Il voit toutefois les effets de la crise sur la population. « Les magasins et cafés ferment les uns après les autres », s’inquiète-t-il.

Certains Russes sont sur le point d’abandonner leurs activités sur l’île. « Je n’ai pas envie de quitter Chypre, mais il se peut que je n’aie pas d’autre choix », ajoute Alexandre.

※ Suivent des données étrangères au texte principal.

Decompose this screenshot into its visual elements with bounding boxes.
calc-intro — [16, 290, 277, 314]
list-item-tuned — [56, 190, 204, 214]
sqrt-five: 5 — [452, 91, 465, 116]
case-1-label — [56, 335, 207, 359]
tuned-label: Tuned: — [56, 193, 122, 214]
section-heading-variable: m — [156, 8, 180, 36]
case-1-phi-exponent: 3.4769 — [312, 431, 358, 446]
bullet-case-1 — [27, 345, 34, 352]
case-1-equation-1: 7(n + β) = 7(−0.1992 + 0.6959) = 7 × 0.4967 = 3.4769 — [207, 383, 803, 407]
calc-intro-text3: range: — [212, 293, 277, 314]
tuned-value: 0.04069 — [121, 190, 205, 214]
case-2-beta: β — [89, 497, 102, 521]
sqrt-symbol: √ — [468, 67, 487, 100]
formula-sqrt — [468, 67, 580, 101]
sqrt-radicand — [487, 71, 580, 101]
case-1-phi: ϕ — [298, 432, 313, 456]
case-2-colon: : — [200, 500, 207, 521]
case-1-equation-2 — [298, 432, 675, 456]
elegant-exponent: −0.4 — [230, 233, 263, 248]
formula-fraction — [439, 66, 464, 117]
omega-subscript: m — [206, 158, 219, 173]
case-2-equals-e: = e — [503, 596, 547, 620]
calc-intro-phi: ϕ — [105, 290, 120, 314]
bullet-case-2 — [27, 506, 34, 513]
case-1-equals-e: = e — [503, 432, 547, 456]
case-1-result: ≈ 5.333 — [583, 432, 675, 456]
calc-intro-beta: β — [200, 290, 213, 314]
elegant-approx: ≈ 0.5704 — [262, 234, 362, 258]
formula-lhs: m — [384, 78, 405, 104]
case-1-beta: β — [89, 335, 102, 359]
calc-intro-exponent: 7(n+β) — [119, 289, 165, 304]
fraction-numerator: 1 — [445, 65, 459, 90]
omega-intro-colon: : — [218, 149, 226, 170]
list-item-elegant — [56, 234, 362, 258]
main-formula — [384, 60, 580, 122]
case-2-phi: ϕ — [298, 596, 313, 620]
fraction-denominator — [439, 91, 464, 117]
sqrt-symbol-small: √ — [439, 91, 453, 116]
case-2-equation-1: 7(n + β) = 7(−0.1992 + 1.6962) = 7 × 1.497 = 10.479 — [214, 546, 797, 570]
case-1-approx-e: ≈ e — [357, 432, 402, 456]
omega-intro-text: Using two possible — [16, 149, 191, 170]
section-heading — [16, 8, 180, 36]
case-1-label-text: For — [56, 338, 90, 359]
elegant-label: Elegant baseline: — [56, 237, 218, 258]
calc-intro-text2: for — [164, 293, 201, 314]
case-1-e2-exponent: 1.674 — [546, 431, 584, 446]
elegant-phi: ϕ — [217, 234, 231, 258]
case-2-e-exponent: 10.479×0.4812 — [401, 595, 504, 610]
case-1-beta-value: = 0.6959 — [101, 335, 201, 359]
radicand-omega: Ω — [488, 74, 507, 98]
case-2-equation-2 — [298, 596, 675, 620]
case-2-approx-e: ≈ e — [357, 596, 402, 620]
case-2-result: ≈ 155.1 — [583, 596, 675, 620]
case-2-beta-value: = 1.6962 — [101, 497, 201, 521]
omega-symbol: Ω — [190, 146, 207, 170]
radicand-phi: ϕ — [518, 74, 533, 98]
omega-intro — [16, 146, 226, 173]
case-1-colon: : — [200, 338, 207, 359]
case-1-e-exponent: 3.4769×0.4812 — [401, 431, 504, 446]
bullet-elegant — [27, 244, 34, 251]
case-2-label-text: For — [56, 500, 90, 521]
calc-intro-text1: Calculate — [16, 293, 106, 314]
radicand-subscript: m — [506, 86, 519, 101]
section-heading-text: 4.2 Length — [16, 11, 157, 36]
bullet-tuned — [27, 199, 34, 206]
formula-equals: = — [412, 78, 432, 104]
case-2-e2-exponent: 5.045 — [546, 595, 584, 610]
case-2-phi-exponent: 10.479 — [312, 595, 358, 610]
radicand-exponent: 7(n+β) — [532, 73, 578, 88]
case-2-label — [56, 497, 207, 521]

Quant à Gueorgui, il pense à fermer. « Si la situation ne s’améliore pas dans les prochains mois, nous devrons abandonner ce travail », dit-il. « J’accepterais n’importe quel job juste pour nourrir ma famille ».

Les déclarations :

« Injuste, non professionnel et dangereux » (pour décrire le projet initial de l’UE visant à lever une taxe sur les épargnants, plan rejeté par le parlement chypriote). « La pression croissante exercée sur les investisseurs étrangers dans les institutions financières de vos États est une bonne chose pour nous. Ceux qui ont été affectés, offensés et effrayés (pas tous, mais beaucoup d’entre eux) devraient, nous l’espérons, se tourner vers nos institutions et placer leur argent dans nos banques. Je suis même content, dans une certaine mesure, car ces événements démontrent à quel point les investissements dans les institutions financières occidentales peuvent être risqués et dangereux ».

Vladimir Poutine, président russe

 

« Parlons de ce qu’il se passe à Chypre. Le vol des biens volés continue apparemment ».

(Référence à un commentaire de Vladimir Lénine après la Révolution de 1917 pour justifier l’expropriation des biens « capitalistes » par les bolcheviques)

Dmitri Medvedev, premier ministre russe

 

« Cette situation est un signal positif à ceux qui sont prêts à ramener leur argent en Russie et dans les banques russes. Nous disposons de banques très stables ».

Igor Chouvalov, premier vice-premier ministre

 

« Je n’ai pas de doutes sur les intentions de l’UE de voler les épargnants chypriotes. Il y a beaucoup d’argent sale (souvent russe) sur l’île, et les banques européennes désirent garder cet argent pour elles. Ce n’est pas une guerre contre l’argent sale, mais une guerre pour l’argent sale ».